Department of Statistics, Penn State University, 301 Thomas Building, State College, PA 16801, USA.
Biostatistics. 2012 Jul;13(3):509-22. doi: 10.1093/biostatistics/kxr033. Epub 2011 Oct 31.
In high-throughput cancer genomic studies, markers identified from the analysis of single data sets often suffer a lack of reproducibility because of the small sample sizes. An ideal solution is to conduct large-scale prospective studies, which are extremely expensive and time consuming. A cost-effective remedy is to pool data from multiple comparable studies and conduct integrative analysis. Integrative analysis of multiple data sets is challenging because of the high dimensionality of genomic measurements and heterogeneity among studies. In this article, we propose a sparse boosting approach for marker identification in integrative analysis of multiple heterogeneous cancer diagnosis studies with gene expression measurements. The proposed approach can effectively accommodate the heterogeneity among multiple studies and identify markers with consistent effects across studies. Simulation shows that the proposed approach has satisfactory identification results and outperforms alternatives including an intensity approach and meta-analysis. The proposed approach is used to identify markers of pancreatic cancer and liver cancer.

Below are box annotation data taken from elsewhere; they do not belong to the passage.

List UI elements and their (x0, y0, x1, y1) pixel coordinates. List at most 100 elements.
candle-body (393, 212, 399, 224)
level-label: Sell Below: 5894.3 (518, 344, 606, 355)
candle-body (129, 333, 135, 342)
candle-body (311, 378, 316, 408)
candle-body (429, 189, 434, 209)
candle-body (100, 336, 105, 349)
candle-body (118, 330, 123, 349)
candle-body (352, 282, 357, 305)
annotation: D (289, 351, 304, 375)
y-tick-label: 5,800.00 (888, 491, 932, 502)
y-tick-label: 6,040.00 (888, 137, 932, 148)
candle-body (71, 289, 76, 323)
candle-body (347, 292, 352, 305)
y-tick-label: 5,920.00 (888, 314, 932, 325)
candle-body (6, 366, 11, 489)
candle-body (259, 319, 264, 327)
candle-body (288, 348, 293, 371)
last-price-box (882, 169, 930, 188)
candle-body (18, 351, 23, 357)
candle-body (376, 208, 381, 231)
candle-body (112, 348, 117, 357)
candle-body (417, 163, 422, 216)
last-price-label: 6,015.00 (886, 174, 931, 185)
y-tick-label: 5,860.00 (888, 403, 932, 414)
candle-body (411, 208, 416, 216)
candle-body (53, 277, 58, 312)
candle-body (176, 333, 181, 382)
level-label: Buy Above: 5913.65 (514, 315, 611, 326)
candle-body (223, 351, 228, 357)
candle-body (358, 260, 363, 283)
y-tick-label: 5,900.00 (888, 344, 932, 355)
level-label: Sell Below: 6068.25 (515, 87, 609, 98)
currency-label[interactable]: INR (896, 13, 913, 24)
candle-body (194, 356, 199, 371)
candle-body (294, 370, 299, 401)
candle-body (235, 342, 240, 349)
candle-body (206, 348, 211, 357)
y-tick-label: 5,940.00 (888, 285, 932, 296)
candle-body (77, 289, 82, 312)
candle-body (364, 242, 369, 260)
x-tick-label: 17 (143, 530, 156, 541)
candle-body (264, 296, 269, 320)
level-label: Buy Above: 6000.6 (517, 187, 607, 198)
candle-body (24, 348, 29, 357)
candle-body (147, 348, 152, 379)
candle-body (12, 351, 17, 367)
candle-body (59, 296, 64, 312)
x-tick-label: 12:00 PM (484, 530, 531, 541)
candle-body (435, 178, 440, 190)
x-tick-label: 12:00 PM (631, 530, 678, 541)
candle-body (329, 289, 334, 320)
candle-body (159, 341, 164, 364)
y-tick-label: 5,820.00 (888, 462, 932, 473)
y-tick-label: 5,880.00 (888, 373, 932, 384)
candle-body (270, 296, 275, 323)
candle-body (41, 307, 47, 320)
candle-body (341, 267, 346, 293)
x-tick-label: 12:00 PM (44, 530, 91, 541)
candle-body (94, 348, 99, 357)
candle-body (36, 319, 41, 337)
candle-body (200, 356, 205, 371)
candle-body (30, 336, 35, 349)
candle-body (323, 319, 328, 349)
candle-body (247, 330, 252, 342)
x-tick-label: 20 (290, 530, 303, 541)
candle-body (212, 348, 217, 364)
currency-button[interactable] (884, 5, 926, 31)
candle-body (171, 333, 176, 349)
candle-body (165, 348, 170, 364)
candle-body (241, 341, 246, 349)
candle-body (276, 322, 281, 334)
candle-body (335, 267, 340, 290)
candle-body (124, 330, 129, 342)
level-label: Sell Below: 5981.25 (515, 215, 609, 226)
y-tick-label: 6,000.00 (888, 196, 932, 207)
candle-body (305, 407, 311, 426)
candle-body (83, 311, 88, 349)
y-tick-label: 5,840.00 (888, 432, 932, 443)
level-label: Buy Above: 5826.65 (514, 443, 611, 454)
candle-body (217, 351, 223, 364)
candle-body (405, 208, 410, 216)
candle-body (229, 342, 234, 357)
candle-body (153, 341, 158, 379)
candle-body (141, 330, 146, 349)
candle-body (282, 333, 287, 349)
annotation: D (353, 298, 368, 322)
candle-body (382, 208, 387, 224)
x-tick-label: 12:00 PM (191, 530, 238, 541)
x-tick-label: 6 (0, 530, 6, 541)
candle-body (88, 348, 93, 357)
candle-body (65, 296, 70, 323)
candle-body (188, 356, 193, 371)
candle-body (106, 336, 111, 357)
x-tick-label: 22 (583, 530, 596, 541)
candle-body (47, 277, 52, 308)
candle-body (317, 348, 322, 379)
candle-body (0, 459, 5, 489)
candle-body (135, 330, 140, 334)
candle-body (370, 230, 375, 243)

在高通量癌症基因组研究中,由于样本量小,从单一数据集分析中识别出的标记往往缺乏可重复性。理想的解决方案是进行大规模的前瞻性研究,但这非常昂贵且耗时。一种经济有效的补救方法是汇集来自多个可比研究的数据并进行综合分析。由于基因组测量的高维度和研究之间的异质性,对多个数据集进行综合分析具有挑战性。在本文中,我们提出了一种稀疏提升方法,用于对具有基因表达测量的多个异质癌症诊断研究的综合分析中的标记进行识别。所提出的方法可以有效地适应多个研究之间的异质性,并识别出在多个研究中具有一致效果的标记。模拟表明,所提出的方法具有令人满意的识别结果,优于包括强度方法和荟萃分析在内的替代方法。所提出的方法用于识别胰腺癌和肝癌的标志物。